Protecting your Device
Your communications cannot be secure if your device is not. Attacks from keyloggers, remote access tools, and other various data exfiltration threats make any in transit protections moot. Your device might be a phone or a PC or something else. For the purposes of this post, we will consider how to secure computers. Phones and tablets etc, will have to be a separate post.
The modern computer is next to useless without an always on internet connection. Tablets, e-readers and other devices have take over the disconnected computer use space. Our use case is specific to communications and therefore requires a connected PC. Therefore we have to be more advanced in our protection.
Full Disk Encryption
Full disk encryption protects your data from being read without your knowledge or consent. All three of the major operating systems offer this feature. The main benefit is that your data stays safe even if you are separated from your device. This protects your information if you laptop is stolen, or your computer is seized by governments. Full disk encryption does not protect you from malware running on your computer or people from looking at your data when your computer is on and logged in. In order to ensure your disk is protected, turn your computer all the way off, not just "sleep" mode. This is especially important for FDE desktops, It also is not compatible with dual booting PCs like Apple+Bootcamp or Linux and Windows on the same machine.
Be advised that the government can compel you to divulge your password, or hold you in contempt of court until you do. If your disk is imaged, they can try to attack it outside of of your grasp until they get it. This is a concern at borders especially. Full disk encryption is a place you really want to use a long, secure password that is easy to type and difficult to guess. See
this video for some more information.
Windows:
Windows markets it FDE as a "Professional" feature called Bitlocker. Be advised that if you log into your Windows PC with your Windows Live ID that
Microsoft can reset a "Lost" Bitlocker key. It is best to create a local (or domain) account to protect your data. there is a rumor that Bitlocker is backdoored for US police access, but I have not found any proof of this. Since there is no code review, there is no way to know for sure. All Windows 10 PCs also have
"Device Encryption" which is good enough to protect your data from thieves and other non-technical attacks, but can be reset the same way and cannot be configured without Microsoft recovery options.
Apple:
On Mac computers,
FileVault is the full disk encryption tool. Again there is an Apple recovery option that could be used to unlock your machine by the government. If you want to protect your data from the government, we recommend you do not use the iCloud or other Apple options. Also, while it has been attacked and tested, Apple has not released the code fro review as far as I can tell. However, based on Apple's actions during the San Bernardino case a backdoor is unlikely at the time of this writing.
Linux:
Most Linux distributions include a Full Disk Encryption option in the advanced installations. Unlike the other options this code is open for code review and has no outside recovery option to be cooped by the government.
With all of these options we recommend you encrypt the empty space if offered the option. Full disk encryption is strong protection, but it is often only useful if you are already being investigated or detained. It can certainly help, but it isn't a panacea.
Malware Protection:
Malware is the generic term for viruses, spyware and other programs that can exfiltrate your data without your knowledge. Luckily, this is a concern shared by nearly all computer users and there are lots of software solutions available.
Adblockers
At the time of this writing, ads serving malware is one of the most effective ways to infect wary websurfers. In addition on privacy concerns, may like how it prevents sites from monetizing your view without your consent.
Antivirus
An old standby of computer protection, Antivirus is now integrated into Windows, and widely available for free. Antivirus now stands more a a scanning tool and emergency protection rather then a front line defense.
Anti-Spyware
This is often integrated into Antivirus and also is partly built into Windows. for deep removal of persistent malware specific solutions exist and are useful.

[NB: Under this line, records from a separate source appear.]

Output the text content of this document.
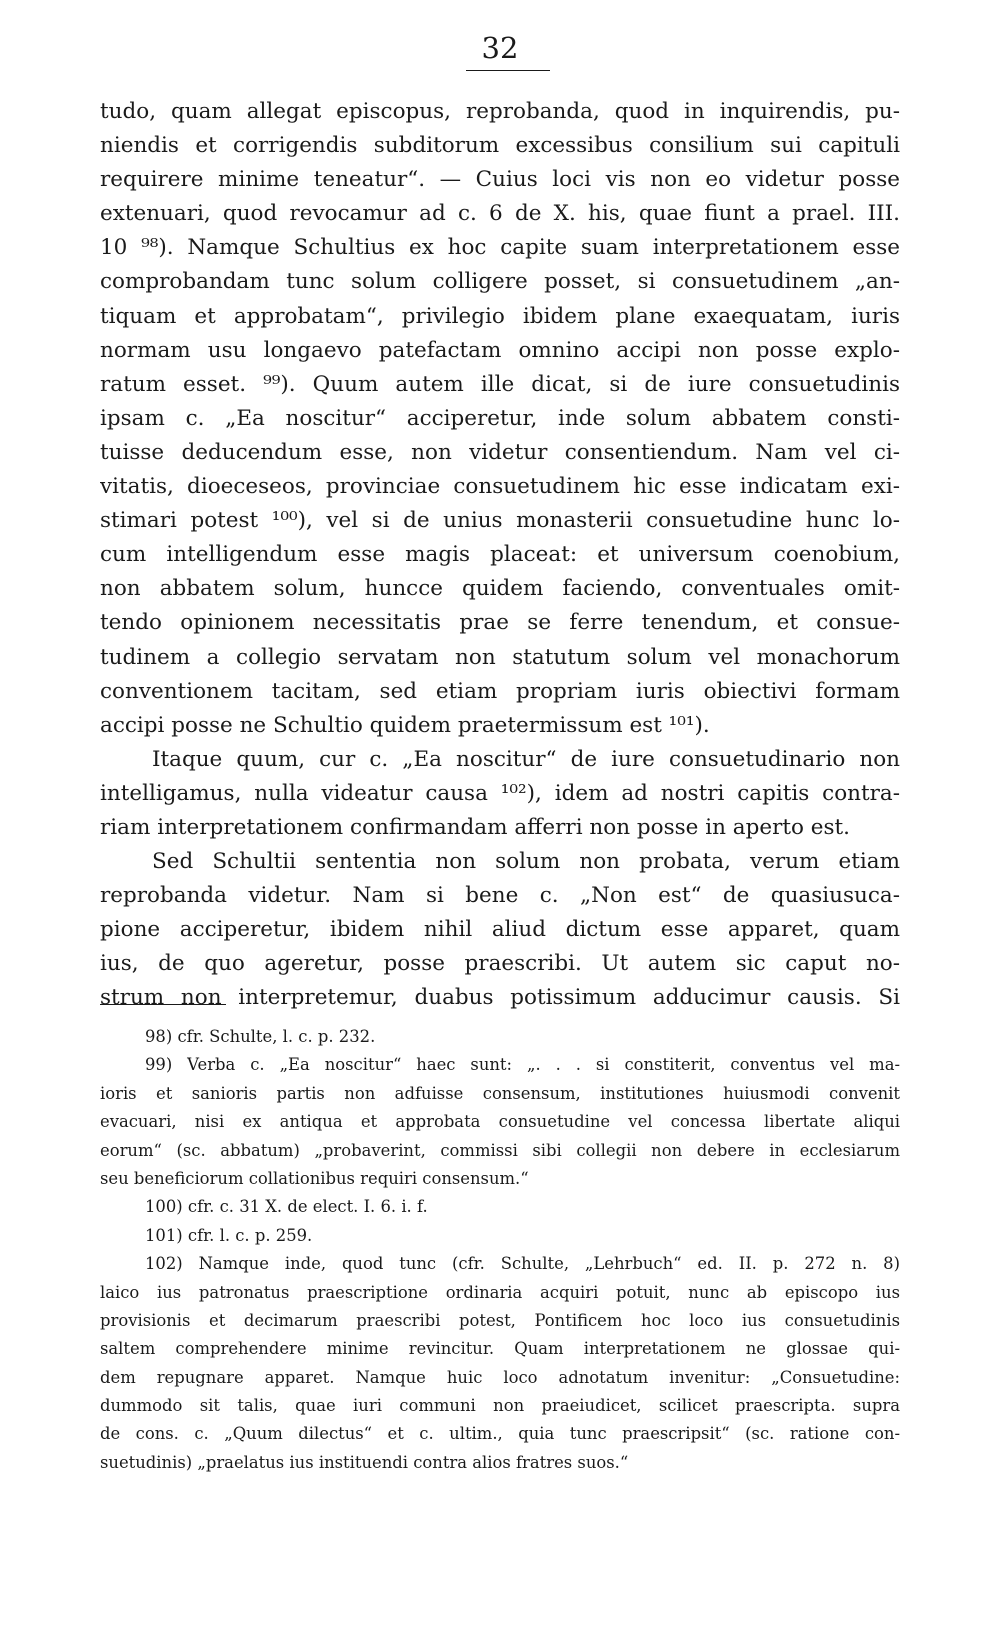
32
tudo, quam allegat episcopus, reprobanda, quod in inquirendis, pu-
niendis et corrigendis subditorum excessibus consilium sui capituli
requirere minime teneatur“. — Cuius loci vis non eo videtur posse
extenuari, quod revocamur ad c. 6 de X. his, quae fiunt a prael. III.
10 ⁹⁸). Namque Schultius ex hoc capite suam interpretationem esse
comprobandam tunc solum colligere posset, si consuetudinem „an-
tiquam et approbatam“, privilegio ibidem plane exaequatam, iuris
normam usu longaevo patefactam omnino accipi non posse explo-
ratum esset. ⁹⁹). Quum autem ille dicat, si de iure consuetudinis
ipsam c. „Ea noscitur“ acciperetur, inde solum abbatem consti-
tuisse deducendum esse, non videtur consentiendum. Nam vel ci-
vitatis, dioeceseos, provinciae consuetudinem hic esse indicatam exi-
stimari potest ¹⁰⁰), vel si de unius monasterii consuetudine hunc lo-
cum intelligendum esse magis placeat: et universum coenobium,
non abbatem solum, huncce quidem faciendo, conventuales omit-
tendo opinionem necessitatis prae se ferre tenendum, et consue-
tudinem a collegio servatam non statutum solum vel monachorum
conventionem tacitam, sed etiam propriam iuris obiectivi formam
accipi posse ne Schultio quidem praetermissum est ¹⁰¹).
Itaque quum, cur c. „Ea noscitur“ de iure consuetudinario non
intelligamus, nulla videatur causa ¹⁰²), idem ad nostri capitis contra-
riam interpretationem confirmandam afferri non posse in aperto est.
Sed Schultii sententia non solum non probata, verum etiam
reprobanda videtur. Nam si bene c. „Non est“ de quasiusuca-
pione acciperetur, ibidem nihil aliud dictum esse apparet, quam
ius, de quo ageretur, posse praescribi. Ut autem sic caput no-
strum non interpretemur, duabus potissimum adducimur causis. Si
98) cfr. Schulte, l. c. p. 232.
99) Verba c. „Ea noscitur“ haec sunt: „. . . si constiterit, conventus vel ma-
ioris et sanioris partis non adfuisse consensum, institutiones huiusmodi convenit
evacuari, nisi ex antiqua et approbata consuetudine vel concessa libertate aliqui
eorum“ (sc. abbatum) „probaverint, commissi sibi collegii non debere in ecclesiarum
seu beneficiorum collationibus requiri consensum.“
100) cfr. c. 31 X. de elect. I. 6. i. f.
101) cfr. l. c. p. 259.
102) Namque inde, quod tunc (cfr. Schulte, „Lehrbuch“ ed. II. p. 272 n. 8)
laico ius patronatus praescriptione ordinaria acquiri potuit, nunc ab episcopo ius
provisionis et decimarum praescribi potest, Pontificem hoc loco ius consuetudinis
saltem comprehendere minime revincitur. Quam interpretationem ne glossae qui-
dem repugnare apparet. Namque huic loco adnotatum invenitur: „Consuetudine:
dummodo sit talis, quae iuri communi non praeiudicet, scilicet praescripta. supra
de cons. c. „Quum dilectus“ et c. ultim., quia tunc praescripsit“ (sc. ratione con-
suetudinis) „praelatus ius instituendi contra alios fratres suos.“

General protection and computer hygiene:
These are more behaviors then they are software. Some behaviors can open you up for attacks more then others.
Installation
When installing software, double check the source of the software. Many search engines will preface your search result with ads that will repackage the software you want with ads and malware you don't be sure to download from the site of the company, not a third party.
Patches
In the always connected world in which we live often software will ship and bugs (especially security bugs) will be found later. Or exploits will overcome previously secure code. For these reasons, keeping your programs and operating system up to date is an important safety concern. Most good software will have a service builtin to check for and install updates and patches, often automatically.
Other Solutions:
The most paranoid thing you can do to protect your computer from being compromised is to run your operating system off of an ROM disc, such as a Linux Live CD. As long as the software was secure when you wrote it to disc, you can be sure that each session is not compromised. Unfortunately, modem software needs constant patching to stay secure and safe, requiring you to create new ROM discs on a fairly regular basis. ROM based operating systems are alos slow, don't have bookmarks, cookies or other labor saving devices. They are excellent in assuring a safe connection, but difficult to actually use.
Recommendations:
- Use Adblockers, anti-malware and software from the publisher's site.
- Keep software up to date.
- Use full disk encryption, especially on laptops.